Yen Jumps as US Yields Fall Back and ‘Brexit’ Risks Creep Higher – MUFG
Derek Halpenny, European Head of GMR at MUFG, notes that as was widely expected, PM Abe announced in the Diet today that he has decided to postpone the sales tax increase from 8% to 10% from April next year until October 2019.
“In explaining the move PM Abe stated that he wanted to “mobilise fiscal policy to achieve strong growth”, which suggests the government will also announce a fiscal stimulus package as well.
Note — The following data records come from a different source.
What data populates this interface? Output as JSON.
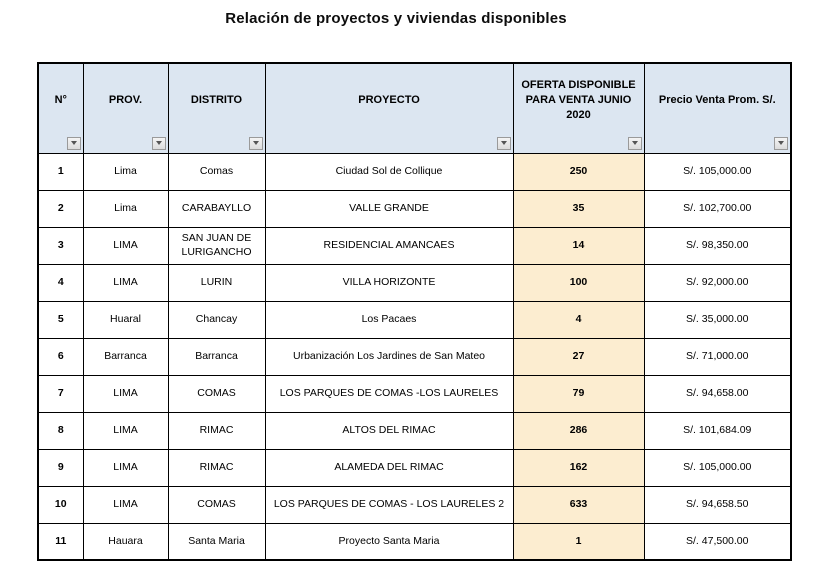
{
  "page": {
    "title": "Relación de proyectos y viviendas disponibles"
  },
  "colors": {
    "header_bg": "#DCE6F1",
    "offer_bg": "#FCEDD0"
  },
  "icons": {
    "filter_dropdown": "triangle-down"
  },
  "table": {
    "columns": [
      {
        "label": "N°"
      },
      {
        "label": "PROV."
      },
      {
        "label": "DISTRITO"
      },
      {
        "label": "PROYECTO"
      },
      {
        "label": "OFERTA DISPONIBLE PARA VENTA JUNIO 2020"
      },
      {
        "label": "Precio Venta Prom. S/."
      }
    ],
    "rows": [
      {
        "n": "1",
        "prov": "Lima",
        "distrito": "Comas",
        "proyecto": "Ciudad Sol de Collique",
        "oferta": "250",
        "precio": "S/. 105,000.00"
      },
      {
        "n": "2",
        "prov": "Lima",
        "distrito": "CARABAYLLO",
        "proyecto": "VALLE GRANDE",
        "oferta": "35",
        "precio": "S/. 102,700.00"
      },
      {
        "n": "3",
        "prov": "LIMA",
        "distrito": "SAN JUAN DE LURIGANCHO",
        "proyecto": "RESIDENCIAL AMANCAES",
        "oferta": "14",
        "precio": "S/. 98,350.00"
      },
      {
        "n": "4",
        "prov": "LIMA",
        "distrito": "LURIN",
        "proyecto": "VILLA HORIZONTE",
        "oferta": "100",
        "precio": "S/. 92,000.00"
      },
      {
        "n": "5",
        "prov": "Huaral",
        "distrito": "Chancay",
        "proyecto": "Los Pacaes",
        "oferta": "4",
        "precio": "S/. 35,000.00"
      },
      {
        "n": "6",
        "prov": "Barranca",
        "distrito": "Barranca",
        "proyecto": "Urbanización Los Jardines de San Mateo",
        "oferta": "27",
        "precio": "S/. 71,000.00"
      },
      {
        "n": "7",
        "prov": "LIMA",
        "distrito": "COMAS",
        "proyecto": "LOS PARQUES DE COMAS -LOS LAURELES",
        "oferta": "79",
        "precio": "S/. 94,658.00"
      },
      {
        "n": "8",
        "prov": "LIMA",
        "distrito": "RIMAC",
        "proyecto": "ALTOS DEL RIMAC",
        "oferta": "286",
        "precio": "S/. 101,684.09"
      },
      {
        "n": "9",
        "prov": "LIMA",
        "distrito": "RIMAC",
        "proyecto": "ALAMEDA DEL RIMAC",
        "oferta": "162",
        "precio": "S/. 105,000.00"
      },
      {
        "n": "10",
        "prov": "LIMA",
        "distrito": "COMAS",
        "proyecto": "LOS PARQUES DE COMAS  - LOS LAURELES 2",
        "oferta": "633",
        "precio": "S/. 94,658.50"
      },
      {
        "n": "11",
        "prov": "Hauara",
        "distrito": "Santa Maria",
        "proyecto": "Proyecto Santa Maria",
        "oferta": "1",
        "precio": "S/. 47,500.00"
      }
    ]
  }
}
Further details of the delay and possibly the fiscal stimulus package will be revealed by PM Abe in a press conference at 10am BST.
But as is often the case for the Japanese yen, the direction yesterday and today is being determined more by events abroad with little financial market reaction to the announcement by PM Abe, which was widely expected.
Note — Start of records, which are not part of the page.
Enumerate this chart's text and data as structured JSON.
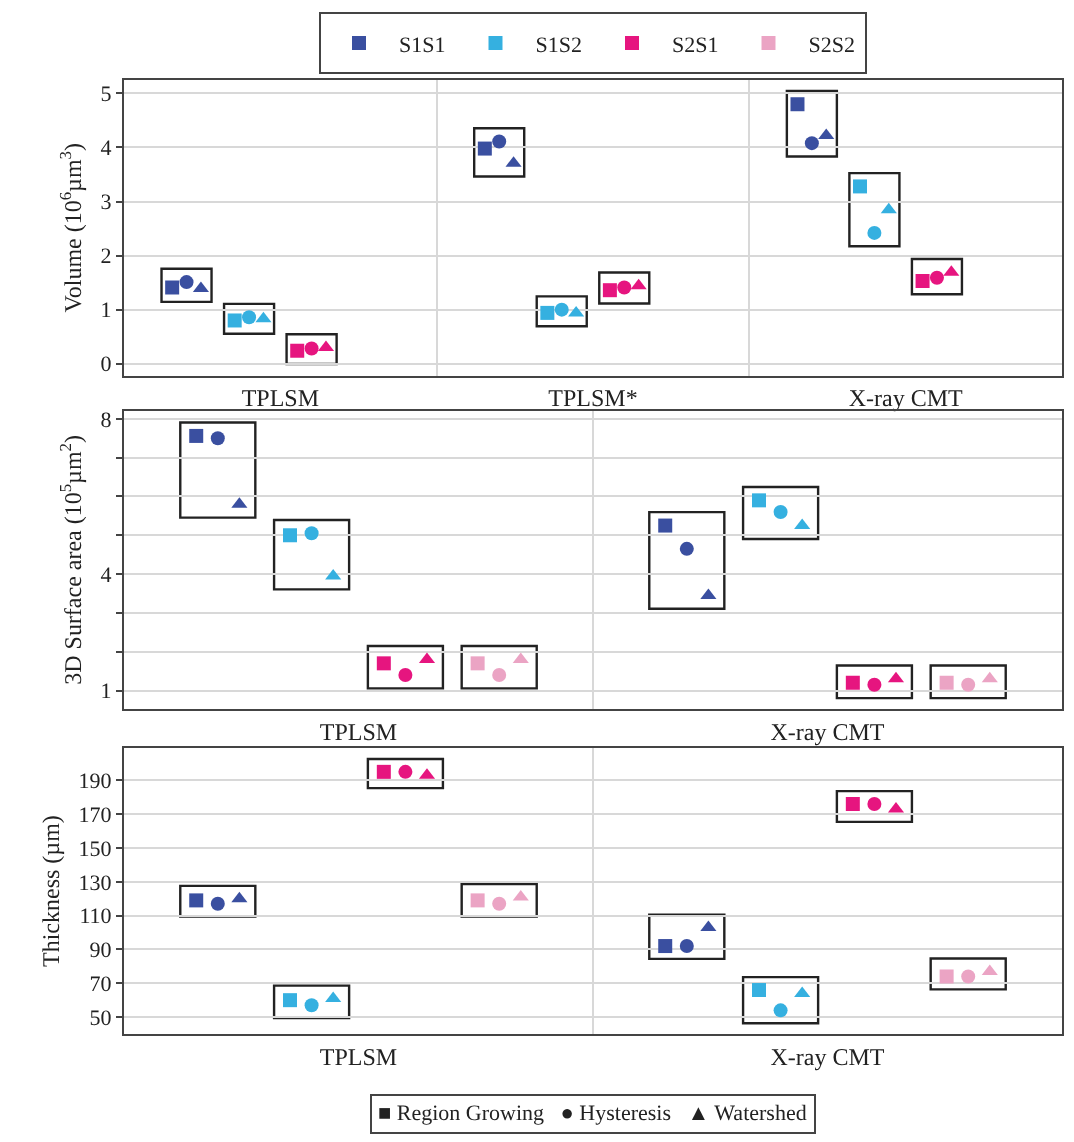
{
  "chart_data": [
    {
      "type": "scatter",
      "ylabel": "Volume (10$^{6}$µm$^{3}$)",
      "categories": [
        "TPLSM",
        "TPLSM*",
        "X-ray CMT"
      ],
      "ylim": [
        -0.22,
        5.25
      ],
      "yticks": [
        0,
        1,
        2,
        3,
        4,
        5
      ],
      "grid": true,
      "legend": "top",
      "series": [
        {
          "name": "S1S1",
          "color": "#3a4fa0",
          "marker": "square",
          "values": [
            1.41,
            3.98,
            4.8
          ]
        },
        {
          "color": "#3a4fa0",
          "marker": "circle",
          "values": [
            1.51,
            4.11,
            4.08
          ]
        },
        {
          "color": "#3a4fa0",
          "marker": "triangle",
          "values": [
            1.39,
            3.71,
            4.22
          ]
        },
        {
          "name": "S1S2",
          "color": "#35b0e0",
          "marker": "square",
          "values": [
            0.8,
            0.94,
            3.28
          ]
        },
        {
          "color": "#35b0e0",
          "marker": "circle",
          "values": [
            0.86,
            1.0,
            2.42
          ]
        },
        {
          "color": "#35b0e0",
          "marker": "triangle",
          "values": [
            0.83,
            0.94,
            2.85
          ]
        },
        {
          "name": "S2S1",
          "color": "#e6157f",
          "marker": "square",
          "values": [
            0.24,
            1.36,
            1.53
          ]
        },
        {
          "color": "#e6157f",
          "marker": "circle",
          "values": [
            0.28,
            1.41,
            1.59
          ]
        },
        {
          "color": "#e6157f",
          "marker": "triangle",
          "values": [
            0.3,
            1.44,
            1.69
          ]
        },
        {
          "name": "S2S2",
          "color": "#eba4c4",
          "marker": "square",
          "values": [
            null,
            null,
            null
          ]
        }
      ]
    },
    {
      "type": "scatter",
      "ylabel": "3D Surface area (10$^{5}$µm$^{2}$)",
      "categories": [
        "TPLSM",
        "X-ray CMT"
      ],
      "ylim": [
        0.53,
        8.2
      ],
      "yticks": [
        1,
        {
          "value": 2,
          "label": null
        },
        {
          "value": 3,
          "label": null
        },
        4,
        {
          "value": 5,
          "label": null
        },
        {
          "value": 6,
          "label": null
        },
        {
          "value": 7,
          "label": null
        },
        8
      ],
      "grid": true,
      "series": [
        {
          "color": "#3a4fa0",
          "marker": "square",
          "values": [
            7.56,
            5.25
          ]
        },
        {
          "color": "#3a4fa0",
          "marker": "circle",
          "values": [
            7.5,
            4.65
          ]
        },
        {
          "color": "#3a4fa0",
          "marker": "triangle",
          "values": [
            5.8,
            3.45
          ]
        },
        {
          "color": "#35b0e0",
          "marker": "square",
          "values": [
            5.0,
            5.9
          ]
        },
        {
          "color": "#35b0e0",
          "marker": "circle",
          "values": [
            5.05,
            5.6
          ]
        },
        {
          "color": "#35b0e0",
          "marker": "triangle",
          "values": [
            3.95,
            5.25
          ]
        },
        {
          "color": "#e6157f",
          "marker": "square",
          "values": [
            1.7,
            1.2
          ]
        },
        {
          "color": "#e6157f",
          "marker": "circle",
          "values": [
            1.4,
            1.15
          ]
        },
        {
          "color": "#e6157f",
          "marker": "triangle",
          "values": [
            1.8,
            1.3
          ]
        },
        {
          "color": "#eba4c4",
          "marker": "square",
          "values": [
            1.7,
            1.2
          ]
        },
        {
          "color": "#eba4c4",
          "marker": "circle",
          "values": [
            1.4,
            1.15
          ]
        },
        {
          "color": "#eba4c4",
          "marker": "triangle",
          "values": [
            1.8,
            1.3
          ]
        }
      ]
    },
    {
      "type": "scatter",
      "ylabel": "Thickness (µm)",
      "categories": [
        "TPLSM",
        "X-ray CMT"
      ],
      "ylim": [
        40,
        209
      ],
      "yticks": [
        50,
        70,
        90,
        110,
        130,
        150,
        170,
        190
      ],
      "grid": true,
      "annotations": [
        "■ Region Growing   ● Hysteresis   ▲ Watershed"
      ],
      "series": [
        {
          "color": "#3a4fa0",
          "marker": "square",
          "values": [
            119,
            92
          ]
        },
        {
          "color": "#3a4fa0",
          "marker": "circle",
          "values": [
            117,
            92
          ]
        },
        {
          "color": "#3a4fa0",
          "marker": "triangle",
          "values": [
            120,
            103
          ]
        },
        {
          "color": "#35b0e0",
          "marker": "square",
          "values": [
            60,
            66
          ]
        },
        {
          "color": "#35b0e0",
          "marker": "circle",
          "values": [
            57,
            54
          ]
        },
        {
          "color": "#35b0e0",
          "marker": "triangle",
          "values": [
            61,
            64
          ]
        },
        {
          "color": "#e6157f",
          "marker": "square",
          "values": [
            195,
            176
          ]
        },
        {
          "color": "#e6157f",
          "marker": "circle",
          "values": [
            195,
            176
          ]
        },
        {
          "color": "#e6157f",
          "marker": "triangle",
          "values": [
            193,
            173
          ]
        },
        {
          "color": "#eba4c4",
          "marker": "square",
          "values": [
            119,
            74
          ]
        },
        {
          "color": "#eba4c4",
          "marker": "circle",
          "values": [
            117,
            74
          ]
        },
        {
          "color": "#eba4c4",
          "marker": "triangle",
          "values": [
            121,
            77
          ]
        }
      ]
    }
  ]
}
The strength of the yen in part reflects some renewed focus on ‘Brexit’ risks after a poll yesterday revealed a notable pick-up in support for ‘Leave’. That has worked to lift the yen through GBP/JPY selling but also through a softening of June rate hike expectations in the US. Those expectations are likely to be very sensitive to ‘Brexit’ sentiment over the coming two weeks ahead of the FOMC meeting.
The 2-year UST bond yield dropped around 4bps yesterday. GBP/JPY has dropped by close to 3% from yesterday’s intra-day high, the largest decline since the end of April following the disappointment when the BOJ failed to ease its monetary stance. We expect increased yen volatility over the coming weeks with US rate expectations and ‘Brexit’ sentiment influencing direction in both ways.”